Organizing Risks

Instead of focusing on a single individual, this section of documentation focuses on how a group of individuals would mitigate a risk in unison.

From the principles of this documentation, a single engineer working in isolation should be capable of measuring risk. They would do this by creating scenarios that describe their risks and forecasting its outcomes.

Organizations are likely to have lots of varying activities in flight that generate wildly different forms of risk. Let’s take for instance, a rocket ship. Entirely different organizations and skillsets may be building the rocket, the hull, and the electronics used by astronauts.

Despite the variance in all of these disciplines, we still need to measure the likelihood that a “mission to mars” will succeed without failure.

One of the first concepts to understand when discussing large efforts around risk is the concept of “rigor” as it applies to risk measurement.


The expectation of “rigor” in measurement.

Carl Sagan once said “Extraordinary claims require extraordinary evidence”. For us, extraordinary decisions follow the same principle.

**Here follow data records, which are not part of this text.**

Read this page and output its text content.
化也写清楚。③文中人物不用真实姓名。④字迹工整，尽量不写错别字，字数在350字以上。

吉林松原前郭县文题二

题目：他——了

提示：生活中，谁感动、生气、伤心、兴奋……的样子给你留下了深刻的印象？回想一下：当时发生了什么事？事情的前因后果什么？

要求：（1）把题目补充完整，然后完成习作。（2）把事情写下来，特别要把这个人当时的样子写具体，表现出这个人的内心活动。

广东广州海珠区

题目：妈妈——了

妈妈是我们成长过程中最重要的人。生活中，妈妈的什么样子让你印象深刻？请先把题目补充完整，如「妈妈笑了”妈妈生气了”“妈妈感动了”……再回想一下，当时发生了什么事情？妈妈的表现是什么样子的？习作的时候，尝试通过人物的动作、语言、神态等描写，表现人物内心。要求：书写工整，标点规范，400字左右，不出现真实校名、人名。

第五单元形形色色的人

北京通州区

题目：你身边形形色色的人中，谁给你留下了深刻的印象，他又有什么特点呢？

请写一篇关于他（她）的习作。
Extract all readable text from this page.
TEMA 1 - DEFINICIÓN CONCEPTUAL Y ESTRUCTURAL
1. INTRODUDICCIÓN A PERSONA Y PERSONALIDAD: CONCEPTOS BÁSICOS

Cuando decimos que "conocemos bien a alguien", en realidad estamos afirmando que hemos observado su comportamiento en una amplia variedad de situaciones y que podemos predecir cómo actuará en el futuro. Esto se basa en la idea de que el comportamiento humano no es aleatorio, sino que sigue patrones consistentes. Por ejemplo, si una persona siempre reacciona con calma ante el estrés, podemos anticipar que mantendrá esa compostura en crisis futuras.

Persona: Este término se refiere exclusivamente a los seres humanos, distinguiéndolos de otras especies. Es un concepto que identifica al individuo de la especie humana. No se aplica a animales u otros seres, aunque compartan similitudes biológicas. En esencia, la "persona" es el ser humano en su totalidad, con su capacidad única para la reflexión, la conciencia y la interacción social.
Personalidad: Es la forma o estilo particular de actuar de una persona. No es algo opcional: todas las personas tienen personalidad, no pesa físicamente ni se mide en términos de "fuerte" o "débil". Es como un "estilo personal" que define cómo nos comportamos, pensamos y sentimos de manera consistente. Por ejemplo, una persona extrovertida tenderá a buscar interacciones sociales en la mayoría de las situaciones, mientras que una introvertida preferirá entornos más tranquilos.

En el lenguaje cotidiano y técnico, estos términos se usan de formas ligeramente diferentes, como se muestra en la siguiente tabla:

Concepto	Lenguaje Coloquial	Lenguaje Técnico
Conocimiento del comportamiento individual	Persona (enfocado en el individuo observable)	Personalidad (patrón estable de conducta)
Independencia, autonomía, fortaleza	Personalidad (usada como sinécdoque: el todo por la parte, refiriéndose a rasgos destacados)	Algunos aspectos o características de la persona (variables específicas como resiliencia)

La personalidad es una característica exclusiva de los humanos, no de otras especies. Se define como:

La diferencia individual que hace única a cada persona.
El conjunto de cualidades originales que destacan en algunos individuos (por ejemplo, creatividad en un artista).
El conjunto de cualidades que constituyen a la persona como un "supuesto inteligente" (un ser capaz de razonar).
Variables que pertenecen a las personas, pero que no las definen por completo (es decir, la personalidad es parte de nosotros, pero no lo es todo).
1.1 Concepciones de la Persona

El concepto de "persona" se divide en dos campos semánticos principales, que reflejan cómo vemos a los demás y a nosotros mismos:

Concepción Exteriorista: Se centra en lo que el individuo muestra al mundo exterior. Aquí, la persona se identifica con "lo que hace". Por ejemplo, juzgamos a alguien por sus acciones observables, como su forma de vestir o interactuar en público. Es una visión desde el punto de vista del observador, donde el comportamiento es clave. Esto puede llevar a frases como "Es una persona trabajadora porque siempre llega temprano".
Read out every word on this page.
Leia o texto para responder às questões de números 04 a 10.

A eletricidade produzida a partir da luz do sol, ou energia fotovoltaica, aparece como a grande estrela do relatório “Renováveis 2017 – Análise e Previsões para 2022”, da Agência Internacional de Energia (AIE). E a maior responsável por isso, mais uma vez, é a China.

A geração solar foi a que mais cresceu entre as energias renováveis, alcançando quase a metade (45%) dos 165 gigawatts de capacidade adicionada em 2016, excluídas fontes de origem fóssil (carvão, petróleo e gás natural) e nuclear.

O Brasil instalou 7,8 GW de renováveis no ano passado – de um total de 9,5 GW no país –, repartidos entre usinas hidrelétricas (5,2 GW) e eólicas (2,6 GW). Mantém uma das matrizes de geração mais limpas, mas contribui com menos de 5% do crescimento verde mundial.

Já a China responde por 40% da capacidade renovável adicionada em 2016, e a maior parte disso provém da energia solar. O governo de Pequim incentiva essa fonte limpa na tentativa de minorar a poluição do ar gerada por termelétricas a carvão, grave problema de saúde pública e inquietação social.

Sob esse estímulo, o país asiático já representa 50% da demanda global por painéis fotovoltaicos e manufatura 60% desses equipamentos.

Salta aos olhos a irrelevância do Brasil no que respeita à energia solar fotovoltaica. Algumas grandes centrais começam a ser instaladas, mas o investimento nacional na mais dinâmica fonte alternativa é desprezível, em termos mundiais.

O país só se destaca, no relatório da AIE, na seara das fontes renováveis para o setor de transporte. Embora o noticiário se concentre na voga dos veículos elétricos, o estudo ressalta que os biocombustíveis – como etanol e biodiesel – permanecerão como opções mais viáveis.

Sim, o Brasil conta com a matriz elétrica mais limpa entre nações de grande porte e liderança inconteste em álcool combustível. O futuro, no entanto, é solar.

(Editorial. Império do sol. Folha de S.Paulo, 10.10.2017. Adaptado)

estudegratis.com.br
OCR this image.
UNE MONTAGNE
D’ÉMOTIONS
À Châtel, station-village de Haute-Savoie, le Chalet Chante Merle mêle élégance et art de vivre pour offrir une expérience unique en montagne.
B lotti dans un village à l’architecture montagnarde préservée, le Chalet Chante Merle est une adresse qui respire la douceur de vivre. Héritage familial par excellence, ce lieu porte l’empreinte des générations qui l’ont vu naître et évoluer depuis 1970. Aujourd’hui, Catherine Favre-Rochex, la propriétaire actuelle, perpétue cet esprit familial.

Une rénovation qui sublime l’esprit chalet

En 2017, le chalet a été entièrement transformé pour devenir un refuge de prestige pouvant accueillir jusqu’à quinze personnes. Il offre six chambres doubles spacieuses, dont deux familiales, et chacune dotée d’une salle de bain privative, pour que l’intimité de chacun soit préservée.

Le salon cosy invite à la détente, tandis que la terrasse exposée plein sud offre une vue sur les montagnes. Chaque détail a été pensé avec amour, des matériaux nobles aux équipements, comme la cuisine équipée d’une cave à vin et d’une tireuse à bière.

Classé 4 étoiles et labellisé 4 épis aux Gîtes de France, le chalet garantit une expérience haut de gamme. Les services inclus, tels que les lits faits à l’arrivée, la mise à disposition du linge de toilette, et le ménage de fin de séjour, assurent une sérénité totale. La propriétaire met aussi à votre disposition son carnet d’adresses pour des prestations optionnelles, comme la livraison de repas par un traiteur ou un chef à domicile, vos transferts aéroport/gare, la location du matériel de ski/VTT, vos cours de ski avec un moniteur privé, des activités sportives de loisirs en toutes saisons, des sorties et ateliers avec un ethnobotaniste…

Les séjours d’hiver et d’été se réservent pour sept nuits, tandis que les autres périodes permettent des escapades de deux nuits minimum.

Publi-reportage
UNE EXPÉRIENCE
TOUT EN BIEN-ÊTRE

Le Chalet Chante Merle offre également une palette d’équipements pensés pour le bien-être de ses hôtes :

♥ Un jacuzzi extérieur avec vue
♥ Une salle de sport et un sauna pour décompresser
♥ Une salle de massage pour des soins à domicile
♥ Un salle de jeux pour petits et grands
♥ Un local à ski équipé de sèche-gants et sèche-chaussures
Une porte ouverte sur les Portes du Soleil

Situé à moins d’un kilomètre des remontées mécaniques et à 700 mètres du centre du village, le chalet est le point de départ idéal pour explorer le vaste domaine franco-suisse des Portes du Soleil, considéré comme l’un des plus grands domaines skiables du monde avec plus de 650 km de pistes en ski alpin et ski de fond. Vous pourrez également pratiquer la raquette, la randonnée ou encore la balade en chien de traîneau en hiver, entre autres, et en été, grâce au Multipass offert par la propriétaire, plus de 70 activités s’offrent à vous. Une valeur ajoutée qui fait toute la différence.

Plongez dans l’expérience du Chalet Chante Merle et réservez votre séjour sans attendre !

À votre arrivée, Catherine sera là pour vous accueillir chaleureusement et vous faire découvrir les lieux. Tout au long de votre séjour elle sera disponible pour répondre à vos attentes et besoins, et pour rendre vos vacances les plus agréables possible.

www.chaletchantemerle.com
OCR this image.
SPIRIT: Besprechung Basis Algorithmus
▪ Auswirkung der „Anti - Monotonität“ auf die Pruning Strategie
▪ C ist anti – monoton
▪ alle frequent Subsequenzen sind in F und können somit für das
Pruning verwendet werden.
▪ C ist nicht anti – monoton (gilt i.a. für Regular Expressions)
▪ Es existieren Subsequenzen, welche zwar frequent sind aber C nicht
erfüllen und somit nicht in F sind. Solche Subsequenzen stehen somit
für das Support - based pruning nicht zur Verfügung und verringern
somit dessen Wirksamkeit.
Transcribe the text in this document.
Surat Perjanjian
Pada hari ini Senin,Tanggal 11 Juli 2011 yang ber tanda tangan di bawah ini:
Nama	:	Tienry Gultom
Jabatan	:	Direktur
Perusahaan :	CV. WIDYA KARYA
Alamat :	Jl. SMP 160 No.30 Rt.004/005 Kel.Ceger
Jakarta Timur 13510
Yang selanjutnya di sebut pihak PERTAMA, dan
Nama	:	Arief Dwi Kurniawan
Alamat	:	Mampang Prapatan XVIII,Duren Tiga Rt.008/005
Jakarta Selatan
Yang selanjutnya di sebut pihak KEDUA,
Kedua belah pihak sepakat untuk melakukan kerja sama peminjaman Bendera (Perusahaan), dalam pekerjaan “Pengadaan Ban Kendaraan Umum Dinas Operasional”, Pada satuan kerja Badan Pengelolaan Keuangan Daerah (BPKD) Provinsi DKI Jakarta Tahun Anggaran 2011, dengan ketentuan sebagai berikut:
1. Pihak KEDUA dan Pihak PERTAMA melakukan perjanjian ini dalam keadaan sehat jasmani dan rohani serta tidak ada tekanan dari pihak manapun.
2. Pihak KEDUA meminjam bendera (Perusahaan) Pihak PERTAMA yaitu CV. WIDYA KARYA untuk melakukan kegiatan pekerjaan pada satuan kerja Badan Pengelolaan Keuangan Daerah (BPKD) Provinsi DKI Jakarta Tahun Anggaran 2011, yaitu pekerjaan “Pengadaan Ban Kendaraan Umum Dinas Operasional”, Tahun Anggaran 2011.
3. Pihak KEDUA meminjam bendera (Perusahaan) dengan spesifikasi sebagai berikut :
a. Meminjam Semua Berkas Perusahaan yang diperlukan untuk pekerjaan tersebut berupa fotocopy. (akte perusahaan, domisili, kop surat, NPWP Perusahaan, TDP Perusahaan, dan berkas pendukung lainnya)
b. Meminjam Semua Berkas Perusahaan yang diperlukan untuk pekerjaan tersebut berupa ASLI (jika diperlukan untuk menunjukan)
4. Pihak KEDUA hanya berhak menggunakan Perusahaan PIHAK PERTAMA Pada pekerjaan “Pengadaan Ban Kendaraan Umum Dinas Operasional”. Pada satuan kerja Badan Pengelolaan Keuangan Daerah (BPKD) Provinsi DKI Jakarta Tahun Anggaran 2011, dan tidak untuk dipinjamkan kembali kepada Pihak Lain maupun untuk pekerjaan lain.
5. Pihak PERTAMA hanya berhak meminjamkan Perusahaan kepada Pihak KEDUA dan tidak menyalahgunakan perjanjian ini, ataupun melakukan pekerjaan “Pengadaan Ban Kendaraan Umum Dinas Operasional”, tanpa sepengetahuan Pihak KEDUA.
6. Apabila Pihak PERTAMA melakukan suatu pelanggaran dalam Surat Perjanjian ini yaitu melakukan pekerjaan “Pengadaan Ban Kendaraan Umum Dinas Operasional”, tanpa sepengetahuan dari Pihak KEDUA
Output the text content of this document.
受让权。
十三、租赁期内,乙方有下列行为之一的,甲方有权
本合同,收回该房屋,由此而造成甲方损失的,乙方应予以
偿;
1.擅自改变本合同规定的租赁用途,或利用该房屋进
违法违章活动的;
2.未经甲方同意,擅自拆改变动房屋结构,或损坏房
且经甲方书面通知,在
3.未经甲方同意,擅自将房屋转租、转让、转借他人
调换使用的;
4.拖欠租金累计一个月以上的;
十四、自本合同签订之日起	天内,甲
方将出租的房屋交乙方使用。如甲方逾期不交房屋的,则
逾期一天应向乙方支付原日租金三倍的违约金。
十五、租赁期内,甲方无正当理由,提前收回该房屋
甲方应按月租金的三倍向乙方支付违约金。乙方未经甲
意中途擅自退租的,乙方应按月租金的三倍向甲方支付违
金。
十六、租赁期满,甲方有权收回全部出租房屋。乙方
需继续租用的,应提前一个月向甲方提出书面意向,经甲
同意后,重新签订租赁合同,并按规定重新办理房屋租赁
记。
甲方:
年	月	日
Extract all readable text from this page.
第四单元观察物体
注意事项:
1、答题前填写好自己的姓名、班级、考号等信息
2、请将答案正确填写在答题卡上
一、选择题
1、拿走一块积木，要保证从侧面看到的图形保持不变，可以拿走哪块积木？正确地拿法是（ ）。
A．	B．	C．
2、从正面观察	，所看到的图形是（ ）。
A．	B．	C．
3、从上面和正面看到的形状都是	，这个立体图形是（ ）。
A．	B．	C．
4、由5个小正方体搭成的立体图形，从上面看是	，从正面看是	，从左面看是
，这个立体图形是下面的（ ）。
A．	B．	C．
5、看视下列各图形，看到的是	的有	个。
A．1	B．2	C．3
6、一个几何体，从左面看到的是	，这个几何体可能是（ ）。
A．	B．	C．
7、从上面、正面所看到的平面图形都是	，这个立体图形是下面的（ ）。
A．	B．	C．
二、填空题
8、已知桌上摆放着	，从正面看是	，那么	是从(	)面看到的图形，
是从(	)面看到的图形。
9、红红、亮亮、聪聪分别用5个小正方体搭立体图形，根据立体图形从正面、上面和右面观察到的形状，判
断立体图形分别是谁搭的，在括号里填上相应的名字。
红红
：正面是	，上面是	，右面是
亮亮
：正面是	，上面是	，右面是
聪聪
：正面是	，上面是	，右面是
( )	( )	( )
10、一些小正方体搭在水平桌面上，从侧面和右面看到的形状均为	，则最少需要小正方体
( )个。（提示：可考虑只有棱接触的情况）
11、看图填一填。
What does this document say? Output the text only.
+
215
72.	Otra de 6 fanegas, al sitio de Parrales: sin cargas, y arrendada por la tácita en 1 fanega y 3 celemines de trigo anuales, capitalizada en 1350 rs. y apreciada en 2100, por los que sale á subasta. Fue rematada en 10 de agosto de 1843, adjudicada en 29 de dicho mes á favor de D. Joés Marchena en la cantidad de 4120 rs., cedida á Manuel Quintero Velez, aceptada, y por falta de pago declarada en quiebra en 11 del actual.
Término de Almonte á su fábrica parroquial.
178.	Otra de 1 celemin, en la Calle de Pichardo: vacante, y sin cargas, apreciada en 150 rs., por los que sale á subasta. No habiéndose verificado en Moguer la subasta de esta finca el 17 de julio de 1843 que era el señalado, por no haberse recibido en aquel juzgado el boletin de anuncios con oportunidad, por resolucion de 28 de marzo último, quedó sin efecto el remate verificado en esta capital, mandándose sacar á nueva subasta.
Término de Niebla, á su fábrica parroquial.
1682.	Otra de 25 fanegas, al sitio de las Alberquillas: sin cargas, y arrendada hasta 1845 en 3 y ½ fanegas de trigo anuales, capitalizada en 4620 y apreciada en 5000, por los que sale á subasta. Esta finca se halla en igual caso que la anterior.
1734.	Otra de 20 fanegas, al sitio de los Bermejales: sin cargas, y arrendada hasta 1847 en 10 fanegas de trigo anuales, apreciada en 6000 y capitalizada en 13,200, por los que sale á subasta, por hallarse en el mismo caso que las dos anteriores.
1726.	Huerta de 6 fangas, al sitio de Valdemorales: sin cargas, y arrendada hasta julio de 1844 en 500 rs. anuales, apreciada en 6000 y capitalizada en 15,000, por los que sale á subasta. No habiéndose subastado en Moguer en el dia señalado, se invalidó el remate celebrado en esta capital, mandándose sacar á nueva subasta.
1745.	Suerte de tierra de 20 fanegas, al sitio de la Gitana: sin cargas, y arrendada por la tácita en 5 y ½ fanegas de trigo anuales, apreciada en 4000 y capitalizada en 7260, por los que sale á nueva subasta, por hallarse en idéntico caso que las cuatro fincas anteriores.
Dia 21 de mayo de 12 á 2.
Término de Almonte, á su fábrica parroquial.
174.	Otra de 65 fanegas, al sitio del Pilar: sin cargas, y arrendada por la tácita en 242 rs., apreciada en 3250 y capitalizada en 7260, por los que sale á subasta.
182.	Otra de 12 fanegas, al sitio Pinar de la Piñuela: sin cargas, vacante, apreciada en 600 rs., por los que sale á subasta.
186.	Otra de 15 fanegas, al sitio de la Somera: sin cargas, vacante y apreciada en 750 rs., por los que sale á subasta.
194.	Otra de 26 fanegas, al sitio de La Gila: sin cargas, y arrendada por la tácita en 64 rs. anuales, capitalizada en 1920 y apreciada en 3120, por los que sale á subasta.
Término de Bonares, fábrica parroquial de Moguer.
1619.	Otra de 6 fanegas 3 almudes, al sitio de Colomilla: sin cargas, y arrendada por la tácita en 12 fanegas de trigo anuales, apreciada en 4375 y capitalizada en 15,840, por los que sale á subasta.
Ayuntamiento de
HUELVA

A decision to launch a rocket ship is not one to be taken lightly, nor would you expect it to be the sole decision of a single individual.

Leadership can require that a “Launch” decision meet certain requirements that defend it against negligence, cognitive error, corruption, imaginative failures, or gaps of evidence. Some examples will be listed here, and extrapolated in the continuing documentation:

  • Risks are decomposed into a register by the individuals mitigating them.
  • Forecasts are gathered by individuals who have been calibration trained.
  • Forecasters have a determined track record with Brier scores meeting a specific threshold. (See: Keeping Score)
  • Historical data was sought out and modeled with frequentist approaches to inform forecasting.
  • Measurement of “unknown” factors were a part of forecasts.
  • A panel of individuals were relied on instead of a single individual.
  • The panel included outside expertise.
  • Monte Carlo and uncertainty modeling was available to experts.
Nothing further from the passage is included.